As they and other members of their team work toward narrowing down suspects - not an easy task given the well-known nastiness of the dead woman - another victim turns up in an under-construction chalet, together with a clue that ties the two murders together. Given that blizzard conditions prevent all but emergency comings and goings, it becomes clear that the murderer is in their midst; and when yet another body gets zapped, they realize they're dealing with a serial killer.
Everyone, including Wolfe's daughters, get their heads together to speculate on the killer's motive in hopes of preventing yet another ugly incident. As a team, they all work well together - even honoring professional responsibilities during a spat between two lovers that would make a junior high student cringe - but the killer's identity remains elusive. As an aside, though, I had to wonder why on earth Kane is sometimes called "Uncle Dave" and other times "Uncle Kane" by the girls - like, who calls an uncle by his last name)? But hey, maybe that was explained in a previous book.
In between "regular" chapters, readers get the musings from the clearly deranged killer himself (or herself - the investigative team realizes that the methods of death could be accomplished by either sex). It is here, too, that readers learn the killer has set sights not only on a select list of victims, but on a team member as well.
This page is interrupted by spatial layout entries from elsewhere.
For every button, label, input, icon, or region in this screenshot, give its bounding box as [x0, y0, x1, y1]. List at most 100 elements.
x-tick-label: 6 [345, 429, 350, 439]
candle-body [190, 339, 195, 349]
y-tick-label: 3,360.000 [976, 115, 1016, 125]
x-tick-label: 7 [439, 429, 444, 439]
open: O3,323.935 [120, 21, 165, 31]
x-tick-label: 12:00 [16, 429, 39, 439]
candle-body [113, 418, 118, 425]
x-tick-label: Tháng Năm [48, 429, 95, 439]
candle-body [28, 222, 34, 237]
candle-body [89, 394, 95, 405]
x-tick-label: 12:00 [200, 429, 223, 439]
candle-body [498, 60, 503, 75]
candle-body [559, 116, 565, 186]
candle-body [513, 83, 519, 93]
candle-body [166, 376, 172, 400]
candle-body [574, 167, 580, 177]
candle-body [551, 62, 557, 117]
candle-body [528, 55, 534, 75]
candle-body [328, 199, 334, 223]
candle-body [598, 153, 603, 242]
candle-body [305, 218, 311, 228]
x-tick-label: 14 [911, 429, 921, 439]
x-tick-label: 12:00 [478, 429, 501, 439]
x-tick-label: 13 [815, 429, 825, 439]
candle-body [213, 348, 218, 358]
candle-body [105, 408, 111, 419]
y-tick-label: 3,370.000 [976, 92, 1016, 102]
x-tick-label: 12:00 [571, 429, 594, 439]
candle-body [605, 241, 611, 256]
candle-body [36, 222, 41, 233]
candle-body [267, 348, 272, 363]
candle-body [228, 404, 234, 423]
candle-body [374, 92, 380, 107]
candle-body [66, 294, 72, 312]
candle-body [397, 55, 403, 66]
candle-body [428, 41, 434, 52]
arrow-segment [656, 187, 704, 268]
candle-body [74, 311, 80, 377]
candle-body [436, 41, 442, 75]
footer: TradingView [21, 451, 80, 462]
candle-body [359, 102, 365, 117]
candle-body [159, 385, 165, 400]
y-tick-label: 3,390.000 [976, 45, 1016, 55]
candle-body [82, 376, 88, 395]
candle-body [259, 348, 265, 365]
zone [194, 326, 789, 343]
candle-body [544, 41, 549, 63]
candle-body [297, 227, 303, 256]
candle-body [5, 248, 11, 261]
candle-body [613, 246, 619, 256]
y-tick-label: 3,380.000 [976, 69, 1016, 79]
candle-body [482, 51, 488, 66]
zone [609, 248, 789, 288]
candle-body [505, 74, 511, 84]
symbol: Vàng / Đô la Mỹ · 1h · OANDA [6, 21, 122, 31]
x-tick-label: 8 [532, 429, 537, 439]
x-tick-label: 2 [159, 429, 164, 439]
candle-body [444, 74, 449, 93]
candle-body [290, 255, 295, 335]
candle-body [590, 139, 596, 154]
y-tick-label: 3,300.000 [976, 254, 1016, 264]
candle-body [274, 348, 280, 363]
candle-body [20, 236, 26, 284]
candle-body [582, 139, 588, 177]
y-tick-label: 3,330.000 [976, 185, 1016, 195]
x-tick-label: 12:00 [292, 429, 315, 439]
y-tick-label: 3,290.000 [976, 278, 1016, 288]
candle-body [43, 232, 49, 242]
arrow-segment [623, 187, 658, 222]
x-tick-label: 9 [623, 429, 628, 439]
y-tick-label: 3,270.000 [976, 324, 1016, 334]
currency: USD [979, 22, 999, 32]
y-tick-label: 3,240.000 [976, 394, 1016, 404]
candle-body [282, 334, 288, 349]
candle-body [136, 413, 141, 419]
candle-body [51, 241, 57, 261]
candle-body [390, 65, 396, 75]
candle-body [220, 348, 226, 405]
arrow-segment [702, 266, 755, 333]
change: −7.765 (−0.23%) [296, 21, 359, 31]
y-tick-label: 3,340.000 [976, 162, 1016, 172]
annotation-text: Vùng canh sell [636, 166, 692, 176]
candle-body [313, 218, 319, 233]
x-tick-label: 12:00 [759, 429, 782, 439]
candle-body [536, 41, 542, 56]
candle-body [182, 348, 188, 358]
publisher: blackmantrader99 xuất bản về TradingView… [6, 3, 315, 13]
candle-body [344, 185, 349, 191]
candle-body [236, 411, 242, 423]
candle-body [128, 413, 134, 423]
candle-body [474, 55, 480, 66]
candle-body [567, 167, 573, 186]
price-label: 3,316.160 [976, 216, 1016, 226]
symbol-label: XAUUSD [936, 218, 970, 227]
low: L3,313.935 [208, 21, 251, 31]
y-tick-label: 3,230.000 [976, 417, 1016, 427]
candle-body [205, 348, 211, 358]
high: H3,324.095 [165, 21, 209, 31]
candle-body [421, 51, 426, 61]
Can the good guys and gals figure out who the culprit is before the unthinkable happens and one of their own goes down for the count?
As this exciting race to the finish plays out, it's clear that pains are being taken to keep readers guessing whether the killer is male or female. That process, sorry to say, triggered one of my grammar hot buttons: Pairing a plural pronoun with a singular antecedent. An example (my words): "I saw someone get off the elevator, but I didn't recognize 'them'." No, no, a thousand times NO (which has to be close to the number of times it happens in the book, which is why I'm compelled to mention it; once or twice I could overlook). That took a big bite out of my enjoyment of this book, although I still recommend it to others because it's a well-thought-out, interesting story. Thanks to the publisher, via NetGalley, for allowing me to read and review a pre-release copy.
Fallen Angel by D.K. Hood (Bookouture, November 2021); 232 pp.